Another simple illustration of the difference between these modes of excellence is revealed by replies to the statement, “List 5 things that are needed to wash a table,“ in borrowing a classic example from Dr. Deming.    The most frequent answers include water, a cleaning solution, a bucket, a sponge, a person, and, perhaps, someone to clean the table.   More often than not, the replies do not include needing to know how the table will be used, once cleaned.   Guided by such awareness of situations in which context matters, Contextual Excellence is about aligning the varying degree of cleanliness of the table with its intended use, shifting from the table is clean (or not) to how clean it should be.    Contextual Excellence mirrors Dr. Deming’s definition of the quality or a product or service, mindful of how well it helps someone, how well a given task fits into a greater system.    That is, awareness of the context of how well a product or service performs.    Compliance Excellence mirrors Phillip Crosby’s definition of quality, with a focus of being right or wrong, pass or fail, good or bad.

In studying Dr. Deming’s management philosophy, guided by a lens of appreciation of his System of Profound Knowledge, one could be ever mindful of the contrast between Compliance Excellence and Contextual Excellence.   While Compliance Excellence offers advantages when the independence of counting things, from miles to hours to apples to red beads, is essential, Contextual Excellence provides utility in the ultimate use of interdependent parts, components, and tasks.   From building rocket engines to operating a city government, what opportunities for “snap fit” integration could be revealed by shifting one’s excellence focus from Compliance Excellence to Contextual Excellence, all the while relying on Compliance Excellence where it serves a most useful purpose?

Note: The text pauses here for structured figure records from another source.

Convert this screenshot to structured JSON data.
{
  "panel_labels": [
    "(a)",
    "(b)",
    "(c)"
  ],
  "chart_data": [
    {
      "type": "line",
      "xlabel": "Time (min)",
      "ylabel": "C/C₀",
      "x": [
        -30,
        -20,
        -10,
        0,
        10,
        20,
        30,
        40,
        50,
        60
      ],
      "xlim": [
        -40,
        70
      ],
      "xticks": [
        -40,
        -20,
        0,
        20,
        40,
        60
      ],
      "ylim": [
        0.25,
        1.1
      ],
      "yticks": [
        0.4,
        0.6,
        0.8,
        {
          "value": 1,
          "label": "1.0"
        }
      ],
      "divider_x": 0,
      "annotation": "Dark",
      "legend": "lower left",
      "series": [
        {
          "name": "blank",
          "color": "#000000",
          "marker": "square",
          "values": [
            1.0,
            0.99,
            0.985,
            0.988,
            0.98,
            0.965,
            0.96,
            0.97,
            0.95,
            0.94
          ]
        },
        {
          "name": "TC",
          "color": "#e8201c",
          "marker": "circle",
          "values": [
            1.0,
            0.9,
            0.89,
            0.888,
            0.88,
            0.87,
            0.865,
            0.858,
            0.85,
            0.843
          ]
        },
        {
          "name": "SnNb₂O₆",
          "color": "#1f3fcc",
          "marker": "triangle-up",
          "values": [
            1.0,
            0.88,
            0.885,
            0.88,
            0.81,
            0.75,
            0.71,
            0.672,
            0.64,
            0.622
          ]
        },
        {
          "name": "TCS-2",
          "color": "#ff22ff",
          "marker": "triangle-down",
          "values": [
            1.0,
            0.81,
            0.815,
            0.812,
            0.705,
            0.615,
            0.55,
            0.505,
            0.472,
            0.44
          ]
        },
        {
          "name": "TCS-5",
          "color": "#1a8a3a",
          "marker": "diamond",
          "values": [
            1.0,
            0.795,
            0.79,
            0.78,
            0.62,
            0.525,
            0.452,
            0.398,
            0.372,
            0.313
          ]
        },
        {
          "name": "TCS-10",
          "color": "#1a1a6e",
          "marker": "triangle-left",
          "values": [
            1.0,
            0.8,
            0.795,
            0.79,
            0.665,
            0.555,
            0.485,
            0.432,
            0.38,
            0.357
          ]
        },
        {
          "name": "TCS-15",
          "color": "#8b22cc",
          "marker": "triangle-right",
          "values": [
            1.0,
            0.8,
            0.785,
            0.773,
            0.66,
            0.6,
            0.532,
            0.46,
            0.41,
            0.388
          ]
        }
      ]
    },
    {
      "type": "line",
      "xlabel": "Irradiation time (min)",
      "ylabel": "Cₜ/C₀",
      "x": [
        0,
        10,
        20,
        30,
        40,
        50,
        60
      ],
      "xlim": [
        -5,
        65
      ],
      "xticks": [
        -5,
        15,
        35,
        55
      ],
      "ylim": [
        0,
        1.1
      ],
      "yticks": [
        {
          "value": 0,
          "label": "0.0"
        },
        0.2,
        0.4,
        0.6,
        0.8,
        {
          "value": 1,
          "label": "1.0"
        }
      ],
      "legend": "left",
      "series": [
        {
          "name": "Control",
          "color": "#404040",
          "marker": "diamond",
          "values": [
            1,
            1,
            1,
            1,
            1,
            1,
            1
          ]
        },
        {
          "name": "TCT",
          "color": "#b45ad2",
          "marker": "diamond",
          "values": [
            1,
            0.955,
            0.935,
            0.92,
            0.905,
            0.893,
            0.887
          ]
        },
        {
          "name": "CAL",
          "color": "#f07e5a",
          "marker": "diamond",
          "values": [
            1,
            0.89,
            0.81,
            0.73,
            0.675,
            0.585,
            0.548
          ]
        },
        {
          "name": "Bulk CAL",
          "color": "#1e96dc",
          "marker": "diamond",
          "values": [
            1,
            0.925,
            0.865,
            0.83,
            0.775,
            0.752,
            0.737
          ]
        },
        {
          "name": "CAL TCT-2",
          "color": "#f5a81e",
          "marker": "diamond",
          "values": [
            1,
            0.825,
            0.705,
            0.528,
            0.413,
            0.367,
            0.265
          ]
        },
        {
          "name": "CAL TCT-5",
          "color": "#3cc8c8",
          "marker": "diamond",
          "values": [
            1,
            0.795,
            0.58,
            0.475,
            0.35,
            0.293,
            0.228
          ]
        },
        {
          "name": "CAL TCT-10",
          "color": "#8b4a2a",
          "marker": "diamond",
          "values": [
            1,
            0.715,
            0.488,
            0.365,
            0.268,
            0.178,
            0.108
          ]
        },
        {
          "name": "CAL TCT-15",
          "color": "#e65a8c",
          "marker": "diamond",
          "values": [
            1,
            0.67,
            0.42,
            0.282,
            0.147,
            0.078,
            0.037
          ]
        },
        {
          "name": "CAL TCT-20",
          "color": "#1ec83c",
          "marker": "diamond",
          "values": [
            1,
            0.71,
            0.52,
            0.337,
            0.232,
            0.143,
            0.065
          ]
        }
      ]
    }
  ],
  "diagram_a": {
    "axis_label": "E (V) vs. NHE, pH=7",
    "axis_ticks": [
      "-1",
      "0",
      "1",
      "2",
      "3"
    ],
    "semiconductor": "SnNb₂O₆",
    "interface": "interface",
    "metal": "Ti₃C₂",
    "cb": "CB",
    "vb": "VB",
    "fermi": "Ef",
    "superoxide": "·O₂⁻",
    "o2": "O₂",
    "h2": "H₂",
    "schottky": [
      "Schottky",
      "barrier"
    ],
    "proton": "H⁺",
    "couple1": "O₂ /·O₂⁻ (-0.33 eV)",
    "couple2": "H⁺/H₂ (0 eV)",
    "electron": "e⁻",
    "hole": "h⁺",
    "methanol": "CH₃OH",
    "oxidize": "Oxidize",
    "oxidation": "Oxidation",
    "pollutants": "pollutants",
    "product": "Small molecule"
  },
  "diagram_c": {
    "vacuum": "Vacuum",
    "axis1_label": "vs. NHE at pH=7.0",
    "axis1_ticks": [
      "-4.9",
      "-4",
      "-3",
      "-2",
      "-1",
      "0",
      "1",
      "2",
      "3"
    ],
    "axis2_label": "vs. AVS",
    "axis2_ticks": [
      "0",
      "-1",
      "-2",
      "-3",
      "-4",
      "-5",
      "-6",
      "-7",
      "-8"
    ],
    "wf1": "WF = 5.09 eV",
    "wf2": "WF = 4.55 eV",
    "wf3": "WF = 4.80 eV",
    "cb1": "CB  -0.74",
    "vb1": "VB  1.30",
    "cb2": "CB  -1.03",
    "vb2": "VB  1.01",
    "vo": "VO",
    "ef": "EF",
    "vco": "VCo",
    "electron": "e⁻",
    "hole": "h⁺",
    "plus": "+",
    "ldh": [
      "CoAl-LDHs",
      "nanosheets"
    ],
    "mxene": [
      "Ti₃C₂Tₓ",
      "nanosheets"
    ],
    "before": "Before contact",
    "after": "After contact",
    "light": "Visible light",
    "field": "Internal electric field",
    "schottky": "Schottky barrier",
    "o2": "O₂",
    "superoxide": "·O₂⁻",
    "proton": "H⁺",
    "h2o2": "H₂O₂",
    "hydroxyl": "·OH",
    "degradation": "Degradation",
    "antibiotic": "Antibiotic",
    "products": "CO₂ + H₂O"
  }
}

Categorised as: continual improvement, Dr. Deming, management systems, process thinking, system of profound knowledge, systems thinking, theory of knowledge, understanding variation


2 Comments

  1. Balaji S. Reddie says:

    Going through the definition Dr. Deming gave in ‘The New Economics’ , I went through ‘Out of the Crisis’ and found a couple of references , and , using them put together this :

    A Product or a Service possesses Quality if it helps someone live better in every way , and has a large and sustainable Market

    (These are all Deming’s words uttered / written at different points in time)

  2. Ed Baker says:

    Bill,

    Great way to explain the fallacy of defining quality as conformance to specs. It leave out the larger system in which it fits and the customer.
    Would you say that Juran’s distinction between conformance and fitness for use aligns with compliance excellence and conformance excellence?